Przede wszystkim musimy pojąć,że pieniądz jest i musi być jedynie środkiem wymiany a nie towarem samym w sobie,środkiem a nie celem.I tak samo jest w przypadku ,,szyny" finansowej,która musi być podporządkowania ,,szynie" gospodarczej.Pamiętacie jeszcze mój wpis pt. ,,Nacjonalizm gospodarczy",w którym o tym wspominałem?Mam nadzieję,że tak:-) Jerzy Zdziechowski się kłania.Mamoniści naprzykrzają się nam nieznośnie ze swoim błędnym pojęciem pieniądza jako towaru,którego wartością dodatkowo chcieliby za wszelką ceną spekulować na giełdzie z pożytkiem dla 1% najbogatszych a ze szkodą dla zdecydowanej większości z nas.Pieniądz musi mieć stałą wartość w dobrach,usługa i pracy człowieka bo tylko taki pieniądz jest pieniądzem sprawiedliwym.Stabilizacja siły nabywczej pieniądza będzie osiągnięta gdy odnajdziemy właściwe proporcje między naszymi cenami a kosztami trzymania.Pieniądz za którego jednostkę zawsze można nabyć określoną ilość dóbr i/lub usług jest gwarantem harmonijnego rozwoju gospodarstwa każdego narodu.Drożyna jest wyrazem zepsucia się jednostki miary jaką w zdrowym gospodarstwie jest pieniądz i całe zło spekulacji zasadza się właśnie wokół powodowania raz drożyzny a innym razem cen nie odzwierciedlających nawet kosztów produkcji.Spekulant wycofuje z rynku pewne dobra,których wcale nie potrzebuje a które są poszukiwane przez innych i których niedobór na rynku powoduje ich podrożenie.Wynikiem tego jest konieczność wydania znacznie większych pieniędzy niż było trzeba lub zgoła niemożność zakupu danego towaru.Z drugiej strony mogą oni też powodować sztuczne potanienie towarów i tym samym doprowadzić ich wytwórców do ruiny.Następuje chaos w wymianie międzyludzkiej,któremu zaradzić może tylko silny rząd powodowany nacjonalizmem gospodarczym.
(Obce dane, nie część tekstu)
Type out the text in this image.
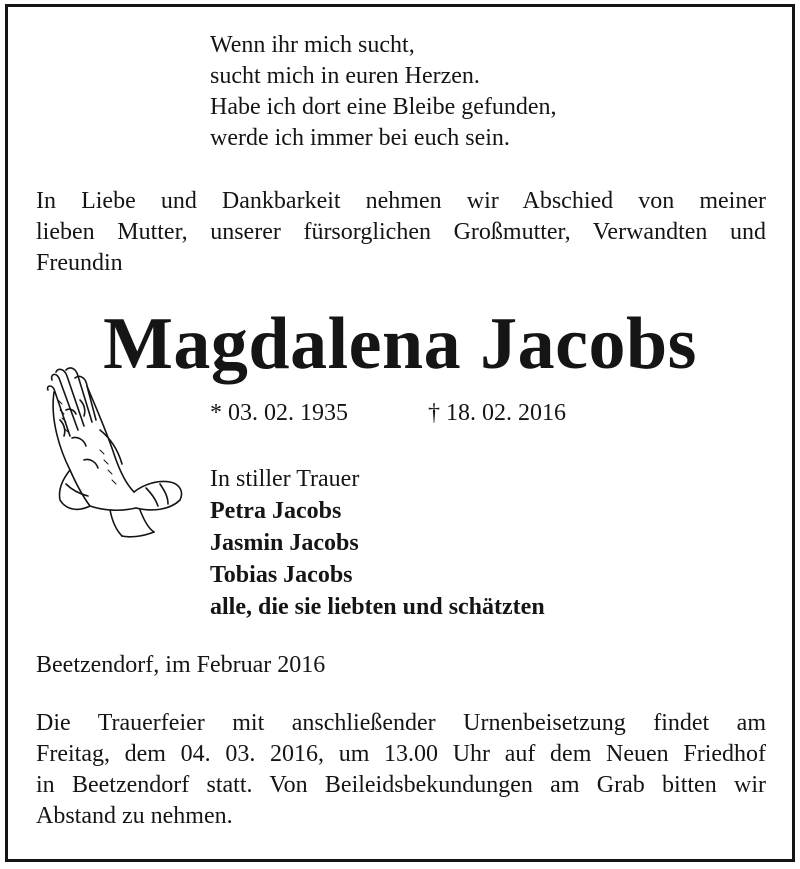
Wenn ihr mich sucht,
sucht mich in euren Herzen.
Habe ich dort eine Bleibe gefunden,
werde ich immer bei euch sein.
In Liebe und Dankbarkeit nehmen wir Abschied von meiner
lieben Mutter, unserer fürsorglichen Großmutter, Verwandten und
Freundin
Magdalena Jacobs
* 03. 02. 1935	† 18. 02. 2016
In stiller Trauer
Petra Jacobs
Jasmin Jacobs
Tobias Jacobs
alle, die sie liebten und schätzten
Beetzendorf, im Februar 2016
Die Trauerfeier mit anschließender Urnenbeisetzung findet am
Freitag, dem 04. 03. 2016, um 13.00 Uhr auf dem Neuen Friedhof
in Beetzendorf statt. Von Beileidsbekundungen am Grab bitten wir
Abstand zu nehmen.
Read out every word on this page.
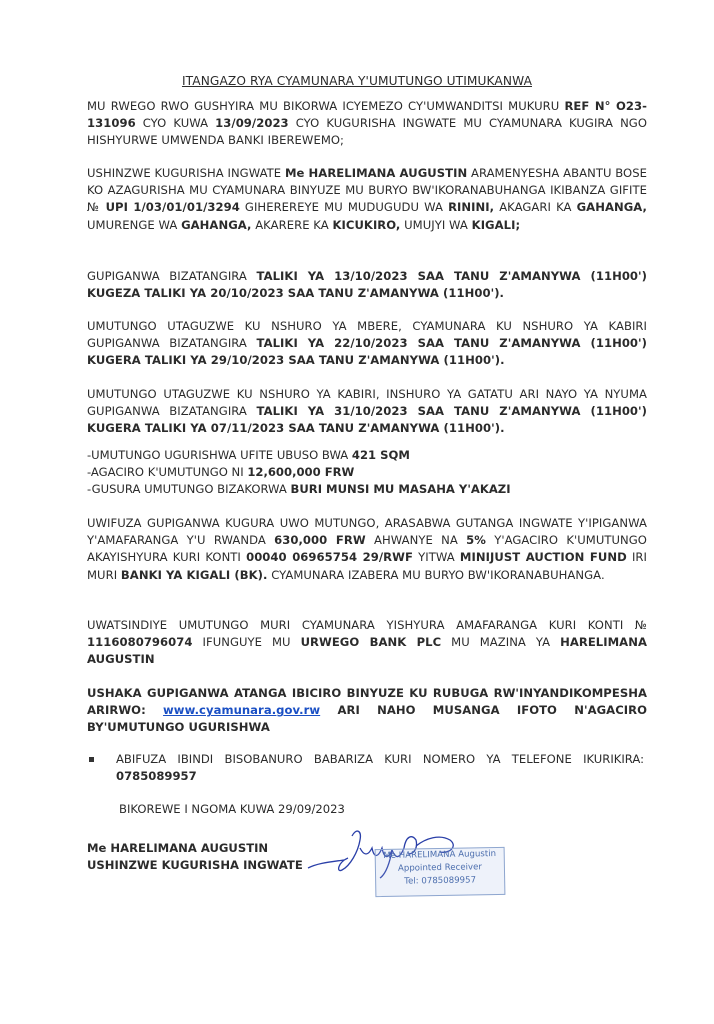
ITANGAZO RYA CYAMUNARA Y'UMUTUNGO UTIMUKANWA
MU RWEGO RWO GUSHYIRA MU BIKORWA ICYEMEZO CY'UMWANDITSI MUKURU REF N° O23-131096 CYO KUWA 13/09/2023 CYO KUGURISHA INGWATE MU CYAMUNARA KUGIRA NGO HISHYURWE UMWENDA BANKI IBEREWEMO;
USHINZWE KUGURISHA INGWATE Me HARELIMANA AUGUSTIN ARAMENYESHA ABANTU BOSE KO AZAGURISHA MU CYAMUNARA BINYUZE MU BURYO BW'IKORANABUHANGA IKIBANZA GIFITE № UPI 1/03/01/01/3294 GIHEREREYE MU MUDUGUDU WA RININI, AKAGARI KA GAHANGA, UMURENGE WA GAHANGA, AKARERE KA KICUKIRO, UMUJYI WA KIGALI;
GUPIGANWA BIZATANGIRA TALIKI YA 13/10/2023 SAA TANU Z'AMANYWA (11H00') KUGEZA TALIKI YA 20/10/2023 SAA TANU Z'AMANYWA (11H00').
UMUTUNGO UTAGUZWE KU NSHURO YA MBERE, CYAMUNARA KU NSHURO YA KABIRI GUPIGANWA BIZATANGIRA TALIKI YA 22/10/2023 SAA TANU Z'AMANYWA (11H00') KUGERA TALIKI YA 29/10/2023 SAA TANU Z'AMANYWA (11H00').
UMUTUNGO UTAGUZWE KU NSHURO YA KABIRI, INSHURO YA GATATU ARI NAYO YA NYUMA GUPIGANWA BIZATANGIRA TALIKI YA 31/10/2023 SAA TANU Z'AMANYWA (11H00') KUGERA TALIKI YA 07/11/2023 SAA TANU Z'AMANYWA (11H00').
-UMUTUNGO UGURISHWA UFITE UBUSO BWA 421 SQM
-AGACIRO K'UMUTUNGO NI 12,600,000 FRW
-GUSURA UMUTUNGO BIZAKORWA BURI MUNSI MU MASAHA Y'AKAZI
UWIFUZA GUPIGANWA KUGURA UWO MUTUNGO, ARASABWA GUTANGA INGWATE Y'IPIGANWA Y'AMAFARANGA Y'U RWANDA 630,000 FRW AHWANYE NA 5% Y'AGACIRO K'UMUTUNGO AKAYISHYURA KURI KONTI 00040 06965754 29/RWF YITWA MINIJUST AUCTION FUND IRI MURI BANKI YA KIGALI (BK). CYAMUNARA IZABERA MU BURYO BW'IKORANABUHANGA.
UWATSINDIYE UMUTUNGO MURI CYAMUNARA YISHYURA AMAFARANGA KURI KONTI № 1116080796074 IFUNGUYE MU URWEGO BANK PLC MU MAZINA YA HARELIMANA AUGUSTIN
USHAKA GUPIGANWA ATANGA IBICIRO BINYUZE KU RUBUGA RW'INYANDIKOMPESHA ARIRWO: www.cyamunara.gov.rw ARI NAHO MUSANGA IFOTO N'AGACIRO BY'UMUTUNGO UGURISHWA
ABIFUZA IBINDI BISOBANURO BABARIZA KURI NOMERO YA TELEFONE IKURIKIRA: 0785089957
BIKOREWE I NGOMA KUWA 29/09/2023
Me HARELIMANA AUGUSTIN
USHINZWE KUGURISHA INGWATE
Me HARELIMANA Augustin
Appointed Receiver
Tel: 0785089957
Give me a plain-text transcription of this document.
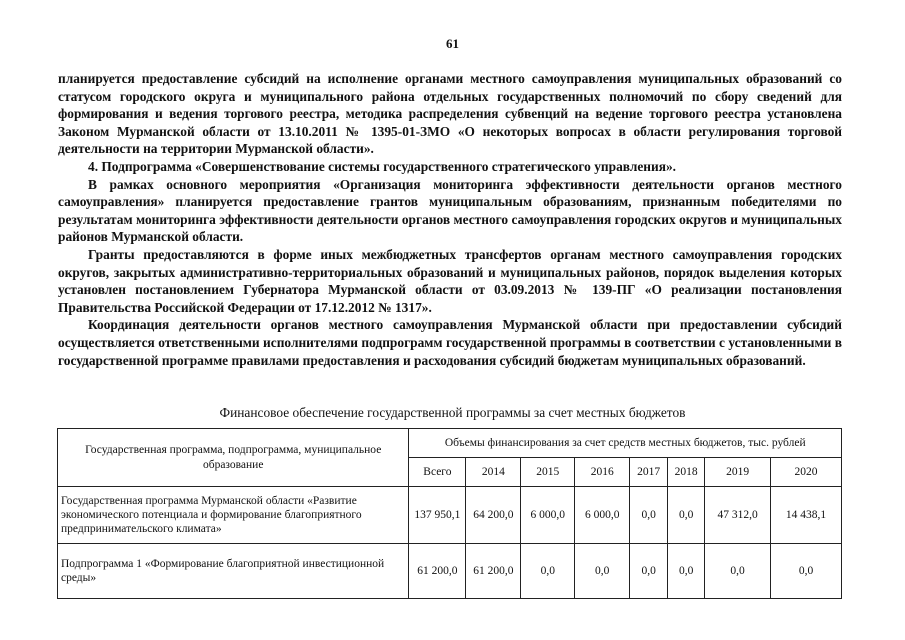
61

планируется предоставление субсидий на исполнение органами местного самоуправления муниципальных образований со статусом городского округа и муниципального района отдельных государственных полномочий по сбору сведений для формирования и ведения торгового реестра, методика распределения субвенций на ведение торгового реестра установлена Законом Мурманской области от 13.10.2011 № 1395-01-ЗМО «О некоторых вопросах в области регулирования торговой деятельности на территории Мурманской области».

4. Подпрограмма «Совершенствование системы государственного стратегического управления».

В рамках основного мероприятия «Организация мониторинга эффективности деятельности органов местного самоуправления» планируется предоставление грантов муниципальным образованиям, признанным победителями по результатам мониторинга эффективности деятельности органов местного самоуправления городских округов и муниципальных районов Мурманской области.

Гранты предоставляются в форме иных межбюджетных трансфертов органам местного самоуправления городских округов, закрытых административно-территориальных образований и муниципальных районов, порядок выделения которых установлен постановлением Губернатора Мурманской области от 03.09.2013 № 139-ПГ «О реализации постановления Правительства Российской Федерации от 17.12.2012 № 1317».

Координация деятельности органов местного самоуправления Мурманской области при предоставлении субсидий осуществляется ответственными исполнителями подпрограмм государственной программы в соответствии с установленными в государственной программе правилами предоставления и расходования субсидий бюджетам муниципальных образований.

Финансовое обеспечение государственной программы за счет местных бюджетов
Государственная программа, подпрограмма, муниципальное образование	Объемы финансирования за счет средств местных бюджетов, тыс. рублей							
	Всего	2014	2015	2016	2017	2018	2019	2020
Государственная программа Мурманской области «Развитие экономического потенциала и формирование благоприятного предпринимательского климата»	137 950,1	64 200,0	6 000,0	6 000,0	0,0	0,0	47 312,0	14 438,1
Подпрограмма 1 «Формирование благоприятной инвестиционной среды»	61 200,0	61 200,0	0,0	0,0	0,0	0,0	0,0	0,0
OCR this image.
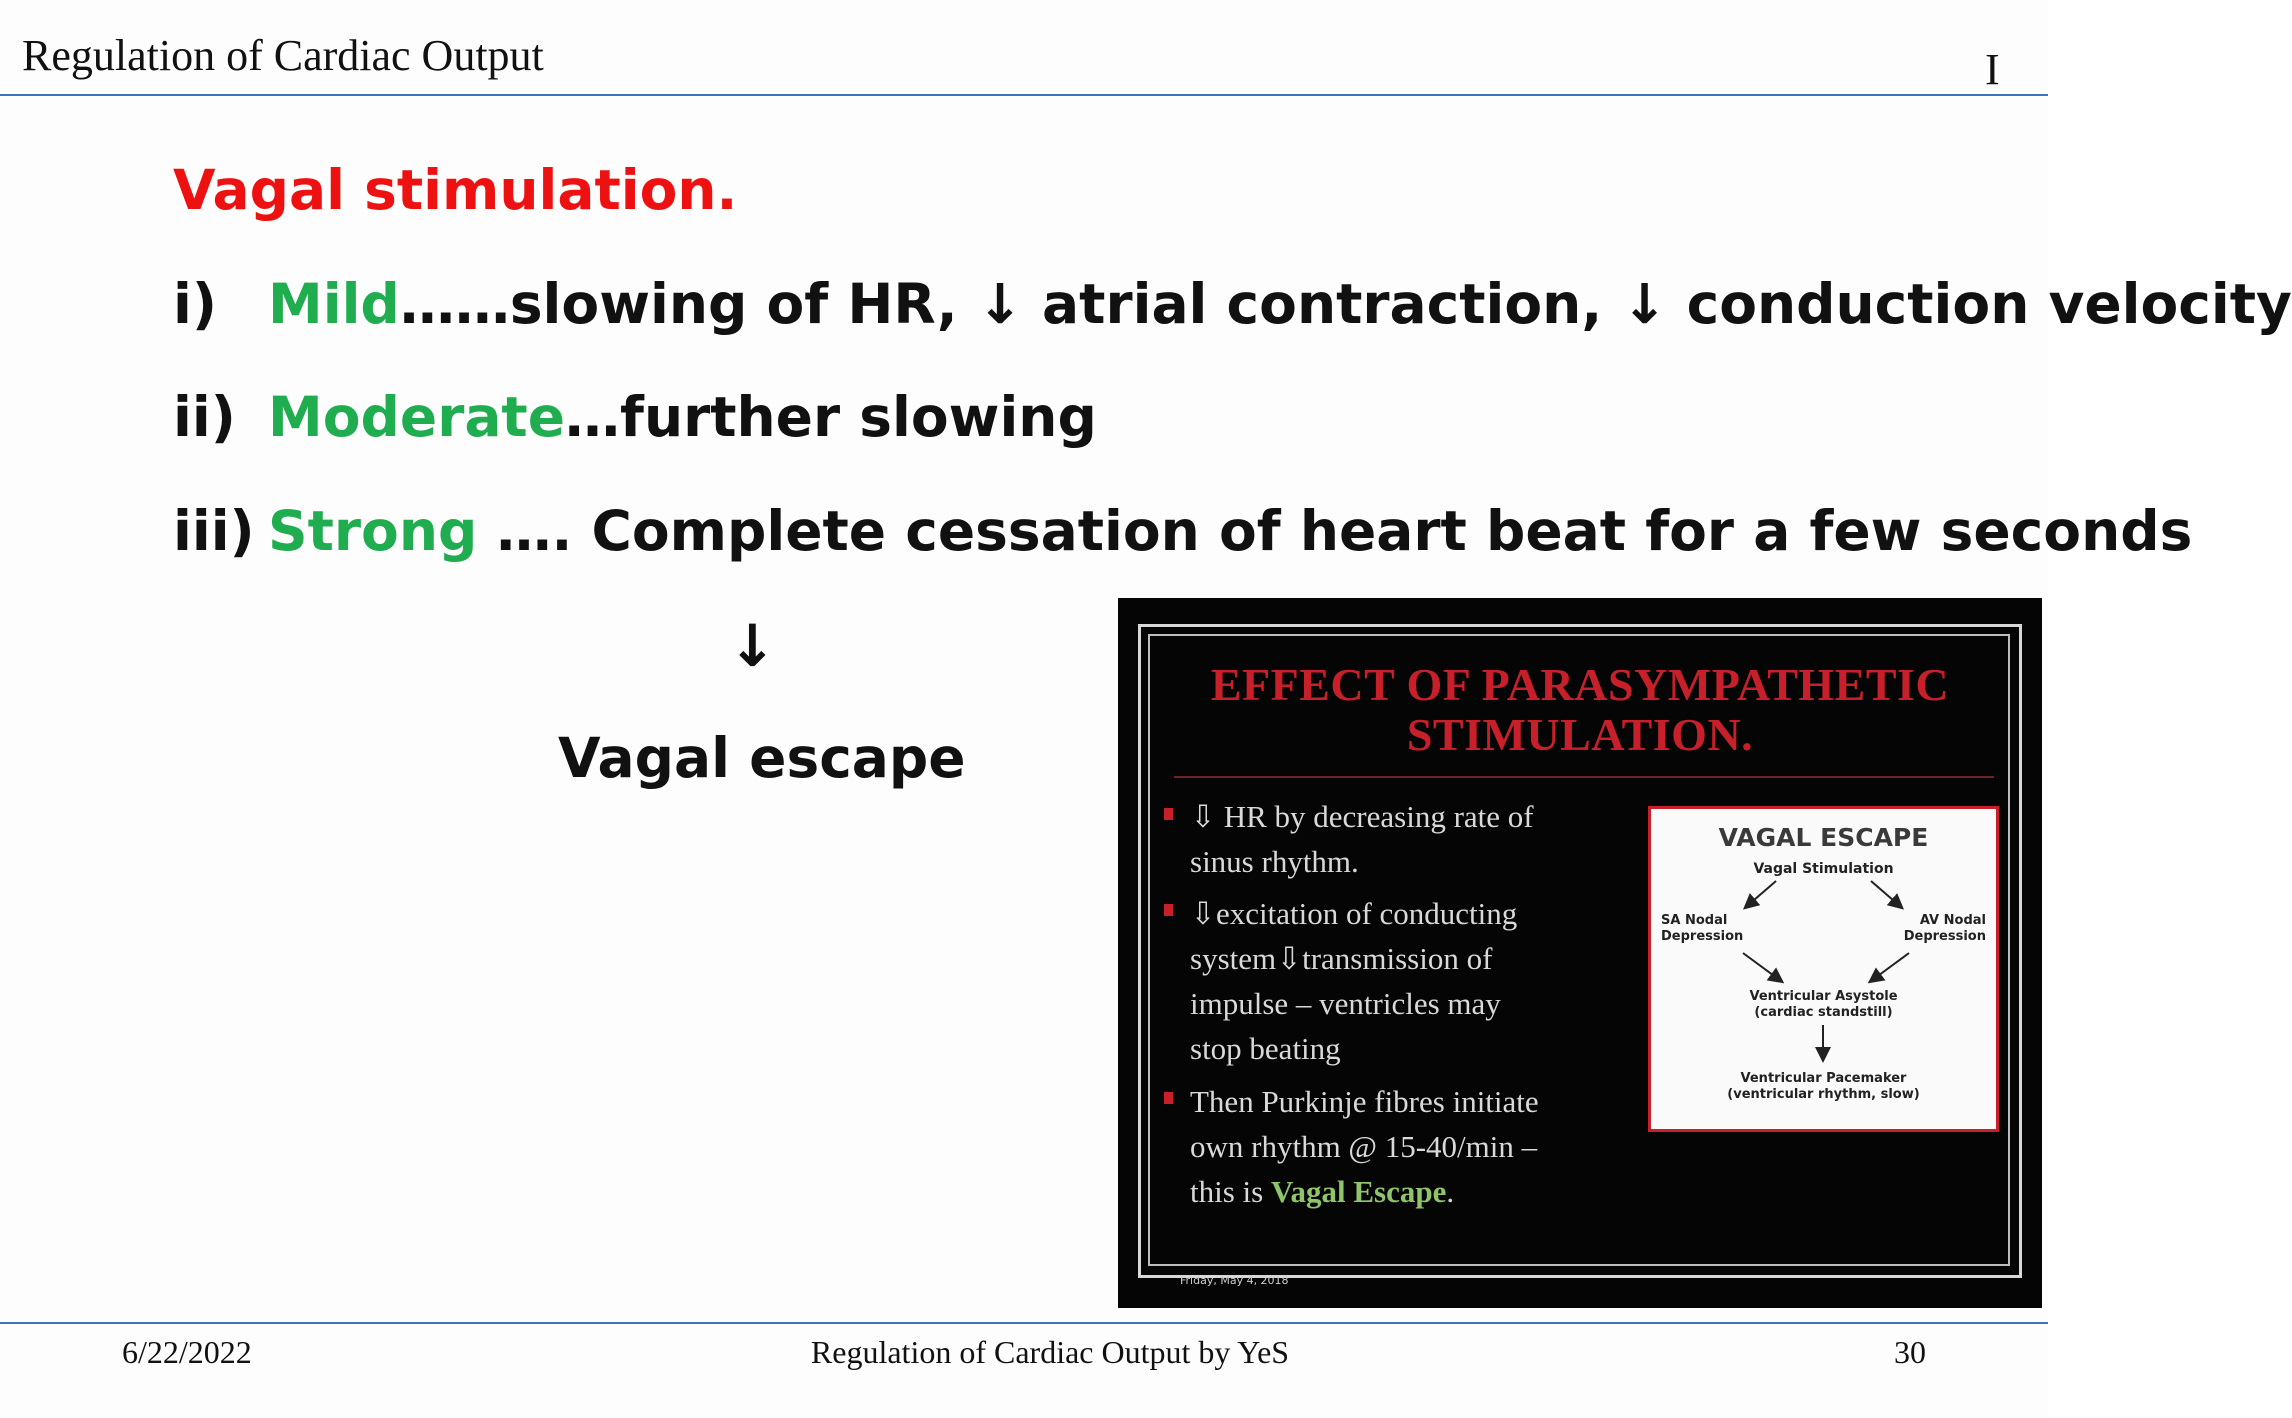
Regulation of Cardiac Output	I
Vagal stimulation.
i) Mild……slowing of HR, ↓ atrial contraction, ↓ conduction velocity
ii) Moderate…further slowing
iii) Strong …. Complete cessation of heart beat for a few seconds
↓
Vagal escape
EFFECT OF PARASYMPATHETIC
STIMULATION.
⇩ HR by decreasing rate of
sinus rhythm.
⇩excitation of conducting
system⇩transmission of
impulse – ventricles may
stop beating
Then Purkinje fibres initiate
own rhythm @ 15-40/min –
this is Vagal Escape.
VAGAL ESCAPE
Vagal Stimulation
SA Nodal
Depression
AV Nodal
Depression
Ventricular Asystole
(cardiac standstill)
Ventricular Pacemaker
(ventricular rhythm, slow)
Friday, May 4, 2018
6/22/2022	Regulation of Cardiac Output by YeS	30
 Tak więc jeżeli naprawdę chcemy zdrowego gospodarstwa musimy wyzwolić się z zależności od żydowskich bankierów (i każdych innych też).Bez tego wszelka rozmowa na tematy gospodarcze musi być uznana za fałszywą i koncesjonowaną,która zamiast wyjaśniać zawiłości naszego fatalnego położenia tylko powiększa zamieszanie w tym względzie.Tego nie chcemy,nie chcemy tym bardziej,że i bez tego 99,9% ludzi w Polsce na całym świece nie ma zielonego pojęcia o prawdziwej istocie zniewolenia narodów pieniądzem dłużnym.Odzyskując kontrolę na emisją złotego odzyskamy równocześnie naszą niepodległość bo utrata prawa do emisji własnego pieniądza jest równoznaczna z utratą niepodległości.Wtedy dopiero zobaczymy jak łatwo jest zapewnić dobrobyt i samowystarczalność każdego narodu.

Chwała Wielkiej Polsce Narodowo-Radykalnej i Romanowi Wielkiemu Dmowskiemu!